The case for a better US

Just one year ago we were engaged in conversations over what the future “new normal” would look like. It seems long ago. We have entered a new chapter in history, a new future, a new normal. And it looks bleak. Our time will be remembered in the history books as the time of a perfect storm: war, sanctions, lockdowns, rising inflation, recession, and the list can go on. We are called to respond to unprecedented challenges and we need to be at our best as individuals, communities and species.

Business, too, is called to express its best version. Not only organizations have to respond to changes in the very fundamentals of the markets, but they need to give answers to requests that grow louder by the day. Amid the decline of political ideologies and religions, the public is looking at companies and brands in search of meaning, and possibly of a way out of the mess we are caught in.

Some past stories give us hope that business can help. It is comforting to look at the transformation that Unilever experienced under the leadership of Paul Polman. Patagonia makes for almost a cliché in any conversation about business for good, with its founder Yvon Chouinard in the role of a semi-god of sustainability. And there are stories of smaller businesses that are less known but equally inspiring. A few years ago, the young CEO of Gravity Payments, Dan Price, became instantly famous for his decision to pay his employees a minimum wage of $70.000. Many thought that Price was on the highway that leads to failure, others predicted his soon to come bankruptcy and most thought that business is to be run in different, more serious ways.

More than a decade passed and Gravity Payments did not go bankrupt: it thrives instead.

The red line that unifies these stories, is the inspiration of a leader that ignites the power of a crowd. Paul Polman found a fertile ground in a corporation that is immense in dimensions. His leutenants could have gone a different way, but decided to gather around his compelling vision. On a similar note, Yvon Chouinard is a visionary genius, but his quest to save the planet could not generate such a successful business if the men and women in his team did not back him up with grounded practicality.

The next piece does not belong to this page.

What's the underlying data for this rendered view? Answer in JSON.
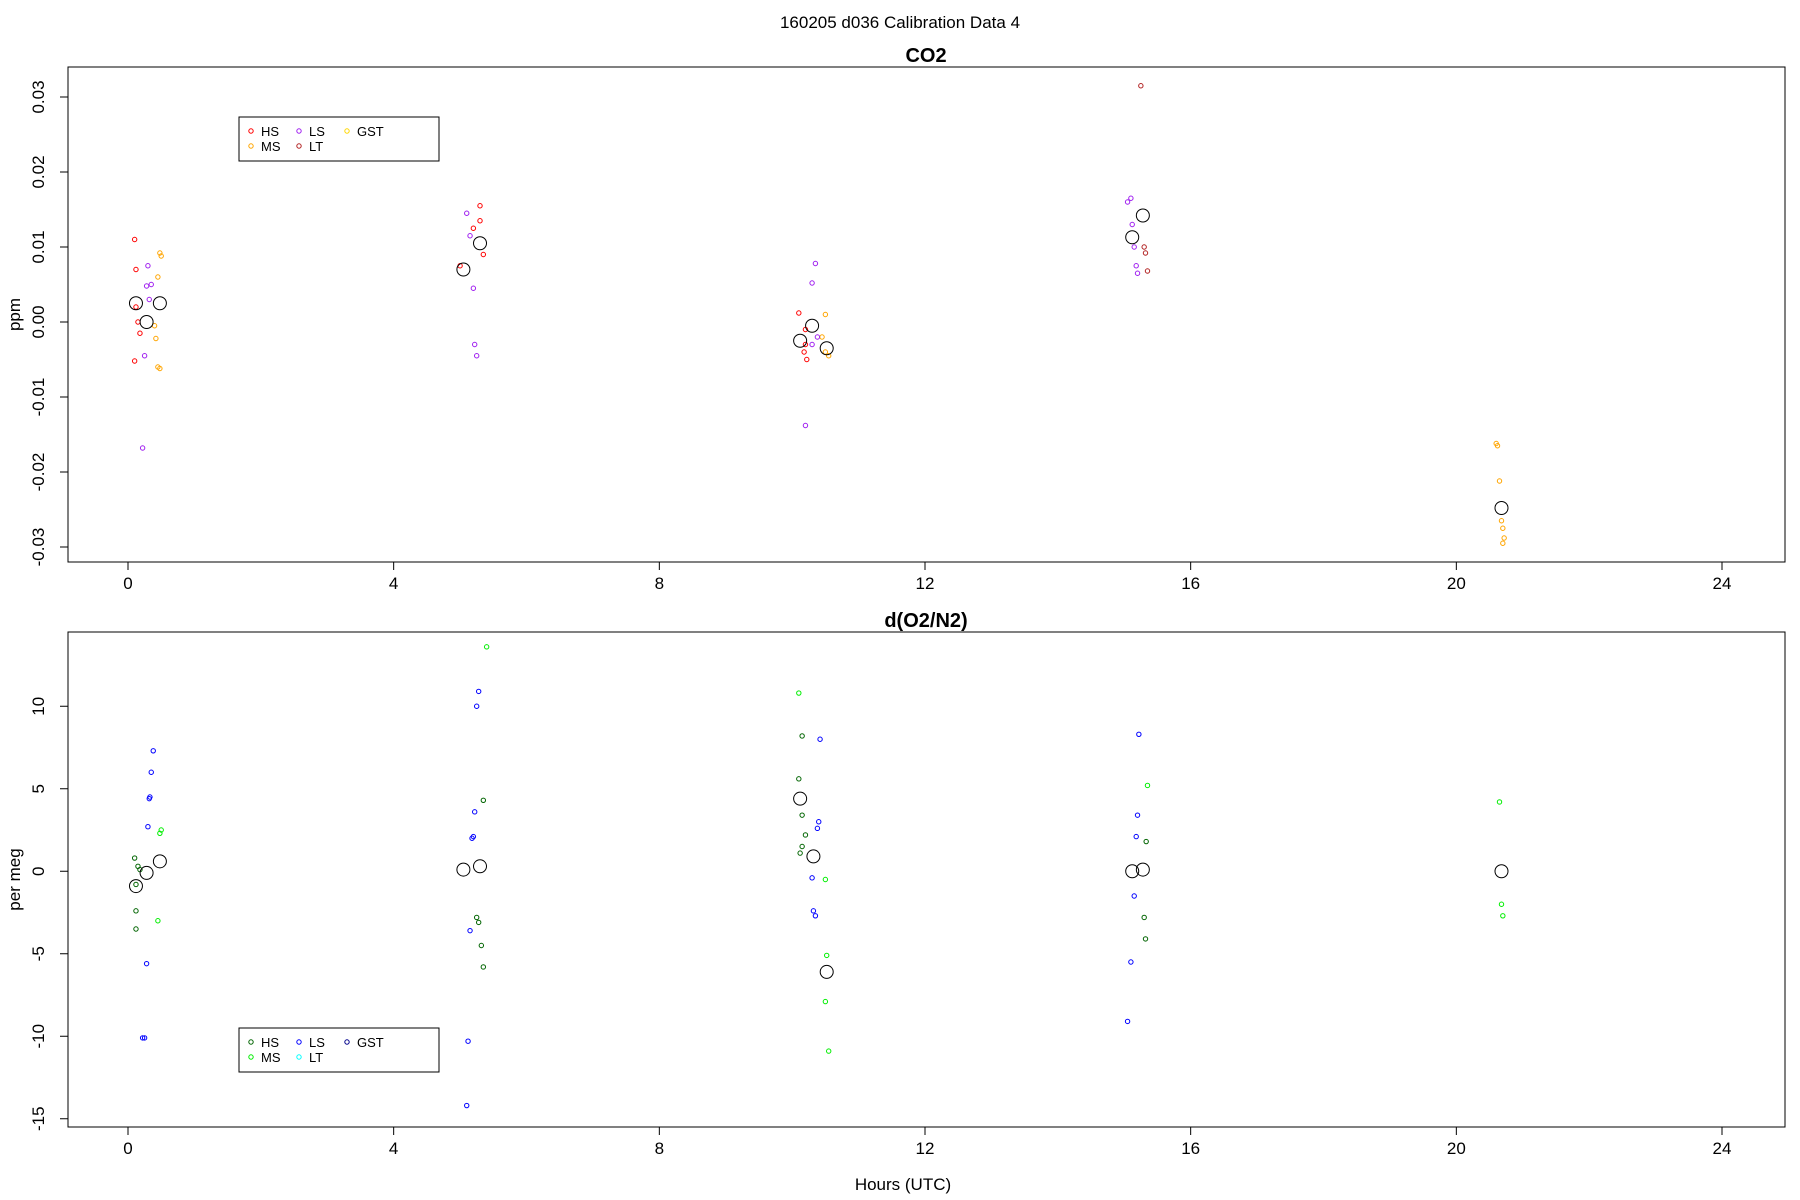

More business leaders are raising their voices, offering visions and solutions to problems and crises. Bill Gates, Tim Cook, Elon Musk, Peter Thiel: the list is long. These leaders are stepping up as new Mosseses that show us the way out of Egypt. They come with a worldview and ask us to join them on a journey to a promised land that we cannot yet make out. We look at them in awe and admiration, but a voice within tells us that something is not perfect. What is it?

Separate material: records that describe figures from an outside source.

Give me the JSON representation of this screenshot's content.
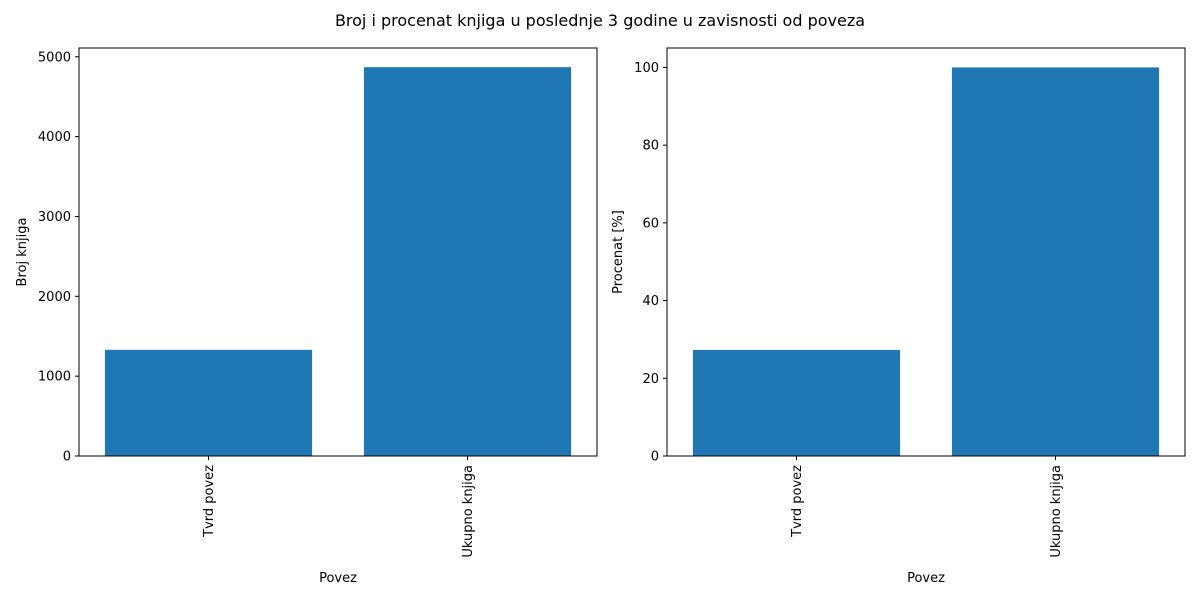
{
  "figure": {
    "title": "Broj i procenat knjiga u poslednje 3 godine u zavisnosti od poveza"
  },
  "colors": {
    "bar": "#1f77b4",
    "axis": "#000000",
    "background": "#ffffff"
  },
  "chart_data": [
    {
      "type": "bar",
      "title": "",
      "categories": [
        "Tvrd povez",
        "Ukupno knjiga"
      ],
      "values": [
        1330,
        4870
      ],
      "xlabel": "Povez",
      "ylabel": "Broj knjiga",
      "ylim": [
        0,
        5110
      ],
      "yticks": [
        0,
        1000,
        2000,
        3000,
        4000,
        5000
      ],
      "grid": false,
      "legend": "none",
      "xtick_rotation": 90
    },
    {
      "type": "bar",
      "title": "",
      "categories": [
        "Tvrd povez",
        "Ukupno knjiga"
      ],
      "values": [
        27.3,
        100
      ],
      "xlabel": "Povez",
      "ylabel": "Procenat [%]",
      "ylim": [
        0,
        105
      ],
      "yticks": [
        0,
        20,
        40,
        60,
        80,
        100
      ],
      "grid": false,
      "legend": "none",
      "xtick_rotation": 90
    }
  ]
}
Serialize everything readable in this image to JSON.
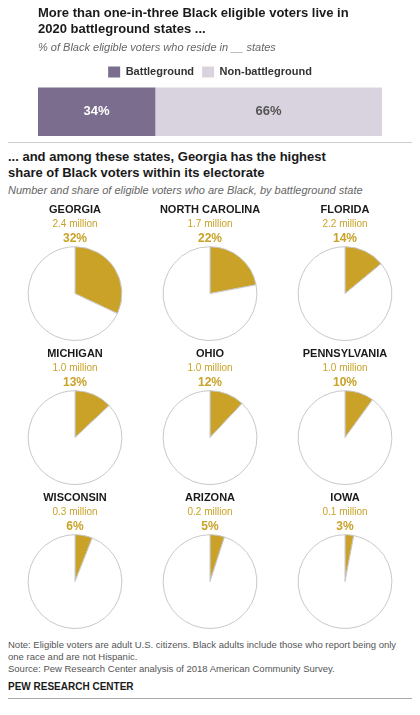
{
  "chart_data": [
    {
      "type": "bar",
      "orientation": "horizontal",
      "stacked": true,
      "title": [
        "More than one-in-three Black eligible voters live in",
        "2020 battleground states ..."
      ],
      "subtitle": "% of Black eligible voters who reside in __ states",
      "categories": [
        null
      ],
      "series": [
        {
          "name": "Battleground",
          "color": "#7b6d8d",
          "values": [
            34
          ],
          "value_labels": [
            "34%"
          ]
        },
        {
          "name": "Non-battleground",
          "color": "#d9d3df",
          "values": [
            66
          ],
          "value_labels": [
            "66%"
          ]
        }
      ],
      "xlim": [
        0,
        100
      ],
      "data_labels": true,
      "tick_labels": false,
      "grid": false,
      "legend": "top"
    },
    {
      "type": "pie",
      "title": "GEORGIA",
      "subtitle": "2.4 million",
      "values": [
        32,
        68
      ],
      "value_labels": [
        "32%",
        null
      ],
      "colors": [
        "#c9a227",
        "#ffffff"
      ],
      "data_labels": true
    },
    {
      "type": "pie",
      "title": "NORTH CAROLINA",
      "subtitle": "1.7 million",
      "values": [
        22,
        78
      ],
      "value_labels": [
        "22%",
        null
      ],
      "colors": [
        "#c9a227",
        "#ffffff"
      ],
      "data_labels": true
    },
    {
      "type": "pie",
      "title": "FLORIDA",
      "subtitle": "2.2 million",
      "values": [
        14,
        86
      ],
      "value_labels": [
        "14%",
        null
      ],
      "colors": [
        "#c9a227",
        "#ffffff"
      ],
      "data_labels": true
    },
    {
      "type": "pie",
      "title": "MICHIGAN",
      "subtitle": "1.0 million",
      "values": [
        13,
        87
      ],
      "value_labels": [
        "13%",
        null
      ],
      "colors": [
        "#c9a227",
        "#ffffff"
      ],
      "data_labels": true
    },
    {
      "type": "pie",
      "title": "OHIO",
      "subtitle": "1.0 million",
      "values": [
        12,
        88
      ],
      "value_labels": [
        "12%",
        null
      ],
      "colors": [
        "#c9a227",
        "#ffffff"
      ],
      "data_labels": true
    },
    {
      "type": "pie",
      "title": "PENNSYLVANIA",
      "subtitle": "1.0 million",
      "values": [
        10,
        90
      ],
      "value_labels": [
        "10%",
        null
      ],
      "colors": [
        "#c9a227",
        "#ffffff"
      ],
      "data_labels": true
    },
    {
      "type": "pie",
      "title": "WISCONSIN",
      "subtitle": "0.3 million",
      "values": [
        6,
        94
      ],
      "value_labels": [
        "6%",
        null
      ],
      "colors": [
        "#c9a227",
        "#ffffff"
      ],
      "data_labels": true
    },
    {
      "type": "pie",
      "title": "ARIZONA",
      "subtitle": "0.2 million",
      "values": [
        5,
        95
      ],
      "value_labels": [
        "5%",
        null
      ],
      "colors": [
        "#c9a227",
        "#ffffff"
      ],
      "data_labels": true
    },
    {
      "type": "pie",
      "title": "IOWA",
      "subtitle": "0.1 million",
      "values": [
        3,
        97
      ],
      "value_labels": [
        "3%",
        null
      ],
      "colors": [
        "#c9a227",
        "#ffffff"
      ],
      "data_labels": true
    }
  ],
  "section_title": [
    "... and among these states, Georgia has the highest",
    "share of Black voters within its electorate"
  ],
  "section_subtitle": "Number and share of eligible voters who are Black, by battleground state",
  "notes": [
    "Note: Eligible voters are adult U.S. citizens. Black adults include those who report being only",
    "one race and are not Hispanic.",
    "Source: Pew Research Center analysis of 2018 American Community Survey."
  ],
  "footer": "PEW RESEARCH CENTER"
}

Take Musk’s buy out of Twitter, for instance. It was done with a specific moral claim based on his understanding of freedom of speech. We can agree or disagree with Musk, but a more general question comes to mind: should one person be the guardian of freedom of speech? Is that safe?

One could confidently propose that it is wiser to cling to the wisdom of the crowds on these types of matters, because it would reflect a general moral compass that emerges as the result of different views and sentiments. A very agreeable position and one that I subscribe. But the times that we are living in, propose challenges that cast doubts also on the infallibility of the wisdom of the crowds and the morality that emerges from it.

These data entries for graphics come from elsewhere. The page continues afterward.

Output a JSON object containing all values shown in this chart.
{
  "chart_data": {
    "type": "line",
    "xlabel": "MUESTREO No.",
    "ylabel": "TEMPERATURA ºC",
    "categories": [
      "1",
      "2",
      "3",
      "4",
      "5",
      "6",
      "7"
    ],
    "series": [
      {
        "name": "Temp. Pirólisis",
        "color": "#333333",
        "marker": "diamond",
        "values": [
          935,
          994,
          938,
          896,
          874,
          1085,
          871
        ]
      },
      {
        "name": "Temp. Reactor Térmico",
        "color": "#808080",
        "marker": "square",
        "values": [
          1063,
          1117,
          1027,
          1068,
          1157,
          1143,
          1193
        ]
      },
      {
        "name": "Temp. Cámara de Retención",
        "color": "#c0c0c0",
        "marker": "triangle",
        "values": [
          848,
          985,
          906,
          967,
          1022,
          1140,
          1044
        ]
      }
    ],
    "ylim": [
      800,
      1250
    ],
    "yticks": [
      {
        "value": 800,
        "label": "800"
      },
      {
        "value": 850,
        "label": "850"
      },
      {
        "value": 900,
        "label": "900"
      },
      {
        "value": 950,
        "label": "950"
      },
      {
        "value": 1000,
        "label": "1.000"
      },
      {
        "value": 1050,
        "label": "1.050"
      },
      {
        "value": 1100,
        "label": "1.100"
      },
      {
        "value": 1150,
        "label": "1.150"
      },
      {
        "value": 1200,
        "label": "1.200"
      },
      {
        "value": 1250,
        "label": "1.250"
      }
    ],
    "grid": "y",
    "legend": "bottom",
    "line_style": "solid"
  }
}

Recently, Hans-Georg Moeller, a German professor of philosophy and religious studies at the University of Macau and a philosopher himself, argued that morality is a polarising category and it is getting actually in the way of finding a much needed solution to the war in Ukraine. Professor Moeller offers views that reflect an attractive blend of German rationalism and Chinese Taoist influences and advocates for a less partisan approach to identity. I find that he is proposing something new in the way we think of ourselves in a world where competition has invaded every aspect of our life: whether we think of nations, business or personal social media profiles, we think in terms of outperforming others. This is a fundamentally confrontational approach that focuses on relative performance rather than the outright creation of value. We should pause and interrogate ourselves: are we on the right track?

Our times are interrogating us about the meaning of being part of a community. There are no easy answers but a conversation on the substance of “US” is very much needed. The war in Ukraine is offering an idea of “US” as the opposite of “THEM” and it would be naïve to expect anything else in the face of the horrifying images that we see every day. Nevertheless, we see that confrontation and zero sum approach is pervasively present in too many parts of our society that are not stressed by the extreme conditions of a war. In business and especially in branding, which is a discipline that has much to do with identity, we see how the view of “US” as different and possibly opposed to “THEM” is the norm.

I make here the case for pausing and reflecting on a different approach to “US”: one that does not build trenches against “THEM”, but concentrates on creating value and possibly helping people to live an (even marginally) happier life. “US AND THEM” should no longer be meaning us versus them, but should rather suggest that the differences in visions, world views, values and moral constructs make for diversity and enrich our lives.

There is a job for business here. We are all called to offer our contribution, because brands and star-CEOs have pitched for moral leadership.

We should start a conversation on a new meaning of “US”, one that is evolutionary and not confrontational, one that includes and integrates rather than opposes and negates. We should be envisioning a sense of “US” that helps advancing on the journey to become a better society: we should ultimately be working on ideas that help finding the way that leads to a “BETTER US”.